AVELLINO – Come e perché è fallito il tentativo dell’Italia repubblicana di garantire un vero sviluppo del Sud. Perché la classe dirigente del Paese è andata ad infrangersi contro gli scogli della corruzione, dell’inefficienza, del disordine civile. Di questi ed altri temi ha discusso, dando risposte graffianti, il professor Gilberto Marselli, studioso dei problemi del Mezzogiorno, componente di quel mitico gruppo di meridionalisti che, guidato da Manlio Rossi Doria, operò nella facoltà di agraria di Portici quando si tentò con la riforma fondiaria, la Cassa per il Mezzogiorno e riforme sociali che il dopoguerra imponeva di liberare la società italiana da arretratezze e dalla mancanza di sviluppo economico.
Precisa la ricostruzione di Marselli (nella foto, il terzo da sinistra) che ha animato la discussione svoltasi presso la chiesa del Carmine di Avellino per iniziativa dell’associazione centrosinistra alternativo.
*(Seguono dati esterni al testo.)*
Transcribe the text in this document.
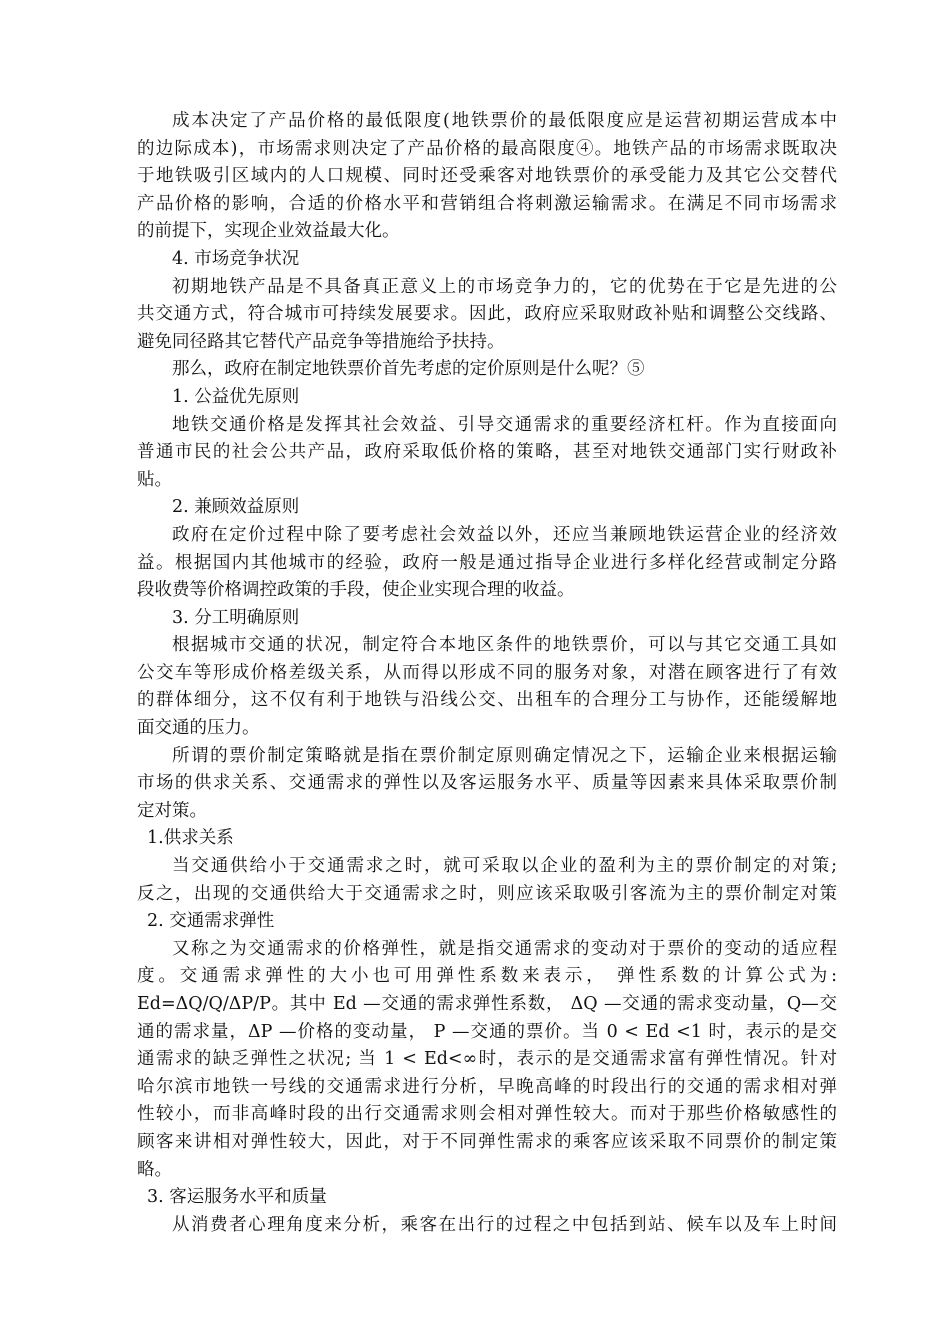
成本决定了产品价格的最低限度(地铁票价的最低限度应是运营初期运营成本中
的边际成本)，市场需求则决定了产品价格的最高限度④。地铁产品的市场需求既取决
于地铁吸引区域内的人口规模、同时还受乘客对地铁票价的承受能力及其它公交替代
产品价格的影响，合适的价格水平和营销组合将刺激运输需求。在满足不同市场需求
的前提下，实现企业效益最大化。
4. 市场竞争状况
初期地铁产品是不具备真正意义上的市场竞争力的，它的优势在于它是先进的公
共交通方式，符合城市可持续发展要求。因此，政府应采取财政补贴和调整公交线路、
避免同径路其它替代产品竞争等措施给予扶持。
那么，政府在制定地铁票价首先考虑的定价原则是什么呢？⑤
1. 公益优先原则
地铁交通价格是发挥其社会效益、引导交通需求的重要经济杠杆。作为直接面向
普通市民的社会公共产品，政府采取低价格的策略，甚至对地铁交通部门实行财政补
贴。
2. 兼顾效益原则
政府在定价过程中除了要考虑社会效益以外，还应当兼顾地铁运营企业的经济效
益。根据国内其他城市的经验，政府一般是通过指导企业进行多样化经营或制定分路
段收费等价格调控政策的手段，使企业实现合理的收益。
3. 分工明确原则
根据城市交通的状况，制定符合本地区条件的地铁票价，可以与其它交通工具如
公交车等形成价格差级关系，从而得以形成不同的服务对象，对潜在顾客进行了有效
的群体细分，这不仅有利于地铁与沿线公交、出租车的合理分工与协作，还能缓解地
面交通的压力。
所谓的票价制定策略就是指在票价制定原则确定情况之下，运输企业来根据运输
市场的供求关系、交通需求的弹性以及客运服务水平、质量等因素来具体采取票价制
定对策。
1.供求关系
当交通供给小于交通需求之时，就可采取以企业的盈利为主的票价制定的对策;
反之，出现的交通供给大于交通需求之时，则应该采取吸引客流为主的票价制定对策
2. 交通需求弹性
又称之为交通需求的价格弹性，就是指交通需求的变动对于票价的变动的适应程
度。交通需求弹性的大小也可用弹性系数来表示， 弹性系数的计算公式为:
Ed=ΔQ/Q/ΔP/P。其中 Ed —交通的需求弹性系数， ΔQ —交通的需求变动量，Q—交
通的需求量，ΔP —价格的变动量， P —交通的票价。当 0 < Ed <1 时，表示的是交
通需求的缺乏弹性之状况; 当 1 < Ed<∞时，表示的是交通需求富有弹性情况。针对
哈尔滨市地铁一号线的交通需求进行分析，早晚高峰的时段出行的交通的需求相对弹
性较小，而非高峰时段的出行交通需求则会相对弹性较大。而对于那些价格敏感性的
顾客来讲相对弹性较大，因此，对于不同弹性需求的乘客应该采取不同票价的制定策
略。
3. 客运服务水平和质量
从消费者心理角度来分析，乘客在出行的过程之中包括到站、候车以及车上时间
Introdotto da Michele Candela e “provocato” da Generoso Picone, Amalio Santoro e cittadini presenti in sala, Marselli ha innanzi tutto individuato nella annacquata (dai partiti) riforma fondiaria la causa prima della mancata distruzione della millenaria soggezione dei contadini del Sud ai proprietari dei latifondi, ovvero a quella che era sempre stata vista come la parassitaria classe dirigente meridionale.
Altra sconfitta fu il progressivo cambiamento da straordinario ad ordinario (fino alla scomparsa della Cassa) dell’intervento statale a favore del Sud. Ma, soprattutto, ha ricordato il professor Marselli, è stato il tradimento della filosofia meridionalista tracciata da Manlio Rossi Doria e dal suo gruppo di Portici: “Noi volevamo lo sviluppo ed anche l’industrializzazione senza sconvolgere gli equilibri della società contadina allora predominante. Invece l’industria ed il consumismo hanno stravolto tutto”. Inoltre, ha aggiunto Marselli, i miti del consumismo e della vita diversa al Nord hanno spinto i meridionali a cercare il lavoro altrove.
Dal 1951 al 1971 ben quattro milioni e settecentomila cittadini meridionali lasciarono le loro case per trasferirsi al Nord. Una cifra impressionante in vent’anni se si considera che la grande emigrazione tra fine Ottocento ed inizio Novecento, durata sessant’anni, vide andar via dieci milioni di persone. Per lo studioso napoletano, comunque, rimane lo scarso senso della comunità il difetto ed il problema più grave dei meridionali. Il cosiddetto familismo amorale individuato dallo studioso americano Edward Banfield come la causa della rovina del Sud, per Marselli va meglio visto come la primazia della famiglia rispetto a qualsiasi altra entità o istituzione, nel senso che, in caso di bisogno, la famiglia eventualmente si rivolge ad un’altra famiglia. Mai alle istituzioni.
Nei ricordi di Marselli anche un riferimento alla faziosità della politica: “Quando ero senatore socialista fui accusato – ha detto – da un risoluto esponente della sinistra del Psi, quella lombardiana, di essere un conservatore. Quel rabbioso lombardiano sapete chi era? L’on. Cicchitto”. “Una volta – ha concluso Marselli condannando la piaga del tarsformismo – i naviganti solcavano i mari senza bussola. Oggi che c’è la bussola, la classe politica non sa neppure dove dirigersi”.